L’insoutenable légèreté de l’air : enjeux politiques et esthétiques de la légèreté dans le répertoire de l’Académie royale de musique Le siècle de la légèreté : émergences d’un paradigme du XVIIIe siècle français

Intervenant : Solveig Serre

Maison française d’Oxford
Oxford

Fondé sous Louis XIV, l’Opéra de Paris (Académie royale de musique) est destiné à célébrer le roi et à promouvoir le genre lyrique sérieux, reflet magnifié du monde aristocratique dont il possède l’étiquette et les valeurs morales.
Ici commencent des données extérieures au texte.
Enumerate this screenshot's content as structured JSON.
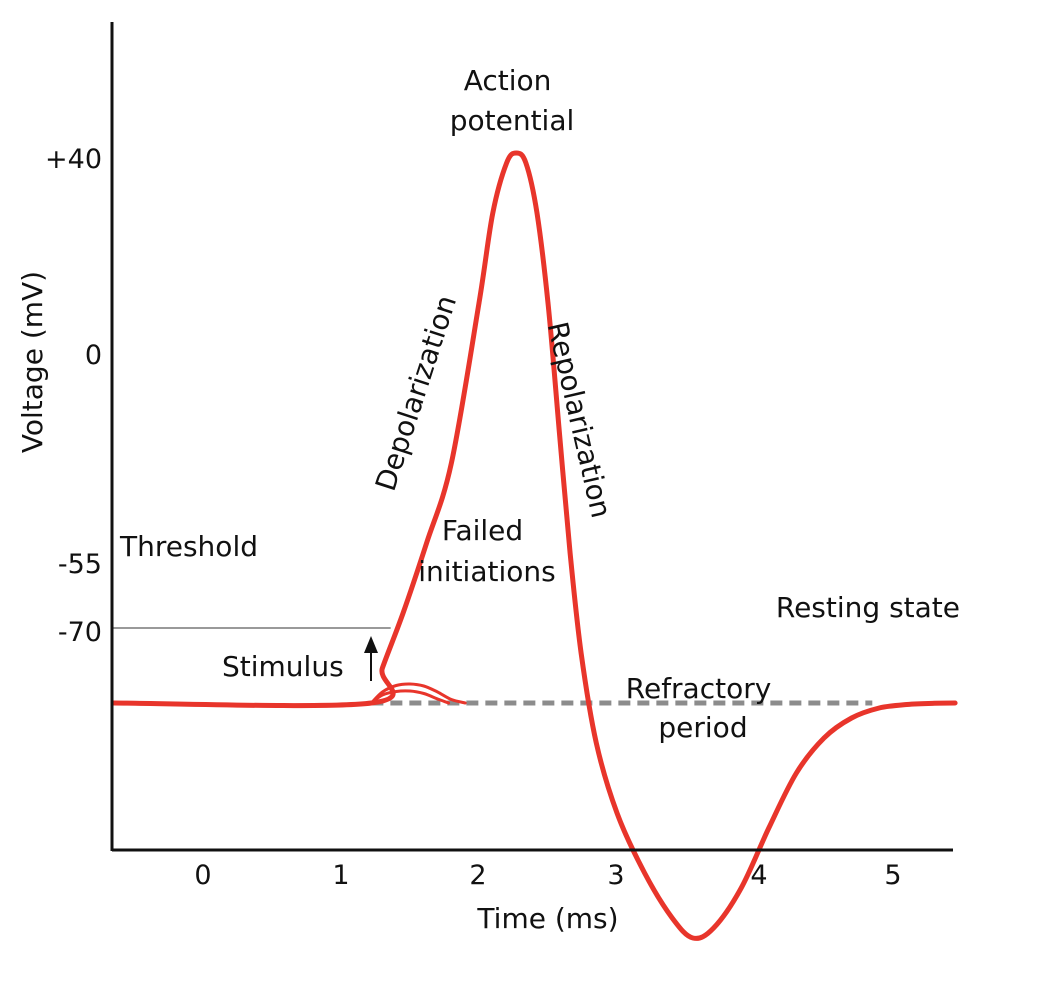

La tragédie lyrique s’édifie ainsi en négatif, par le rejet de toute légèreté, les genres comiques étant relégués à des scènes moins privilégiées telles que la Comédie-Italienne ou les théâtres de la foire.

Au cours du XVIIIe siècle cependant, un profond et durable basculement s’opère : la scène de l’Opéra se met à accueillir des spectacles qui ne sont plus directement liés à la personne du roi et dans lesquels la légèreté est largement représentée. Ce changement a notamment été permis par l’épisode bouffon de 1752-1754 qui, au-delà de la célèbre querelle qu’il a suscitée, a contribué à introduire le genre comique à l’Opéra et à le faire passer d’un spectacle représentationnel à un spectacle purement esthétique, dénouant le lien originel entre le lieu, le projet national et le projet artistique.

Fondée sur une analyse fine du répertoire de l’Académie royale de musique, ma communication se proposera de montrer comment, au cours de l’Ancien Régime, s’opère, sur la scène de l’Opéra, le passage d’une esthétique de l’incarnation à une esthétique de la représentation, qui a autonomisé le genre lyrique par rapport au pouvoir politique et ouvert un espace à l’expression de la légèreté au sein du répertoire.